The Arbuthnot Road Series

The Arbuthnot Road Series

A. and I are staying in an apartment in New Cross, in a street called Arbuthnot Road. A. tells me that it’s a Scottish name and suggest to write “The Arbuthnot Road Series.”

Arbuthenot Road



















In the park on Telegraph Hill, the young man next to me on the bench says he’s on half a pill of LSD. We’re both watching the tennis game. The tennis courts are for free on Telegraph Hill. My neighbour says he can recognize good from bad tennis players as soon as they enter the tennis court. “How is that?” I ask. “Those who bring water, are mostly good players” he says.  


View on the city from Telegraph Hill




















My bench neighbour shows me the book he's reading. "Unlikely Stories, Mostly" by Alasdair Gray. It reminds me of "Misadventures" of Sylvia Smith. 

I'm reading the Kate Atkinson book "One Good Turn." Atkinson describes “afternoon tea” as two words that together sound better than on their own. A. comments that the same goes for “morning coffee.”

At the Tate Britain there is a William Blake exhibition. I only get really excited afterwards when I visit the bookstore. I buy a postcard of a watercolor titled "The Sea of Time and Space" and a children booklet by William Blake called The Gates of Paradise. “I want! I want!” a man calls out in 1793, trying to climb a ladder to the moon.
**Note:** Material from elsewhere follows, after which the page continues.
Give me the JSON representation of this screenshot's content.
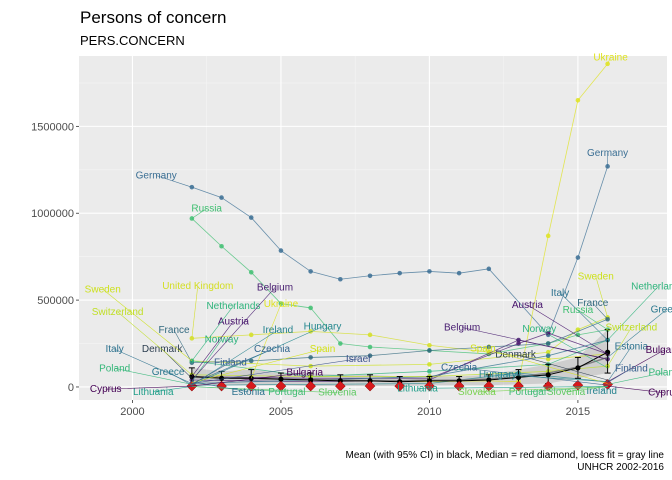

I didn't know the distance to the moon was already an issue back then.


The Sea of Time and Space



My favorite is “The Traveller hasteth in the Evening”.



When I take the ferry on the Thames, a man in front of me explains to his visitor that when you go “down the river”, you move towards the sea. When you go “up the river”, you are city-bound.  

To get to New Cross I switch trains at London Bridge where I see The Shard, the tallest building in London, also called The Shard of Glass. I have moved on from reading Kate Atkinson to Patti Smith’s dark novel "Year of the Monkey". It says: “Shards of love, Patti, shards of love.” 

Near New Cross, in Nunhead, there is the 19th century Victorian All Saints Cemetery. It is huge and since the 1960s it has no longer been maintained and it's now a heaven for wildlife. It's a nice example of how it's often better for humans to be inactive rather than active. 




It's the first time I visit the V&A. My favourite object: the “Stay Alive In 85” T-shirt by Katharine Hamnett. 





At the Tate Modern I can see the importance of Kara Walker’s  monumental fountain but I’m much more charmed by the poetry of Lygia Clarks Matchbox Structures, small enough to be held in the hand.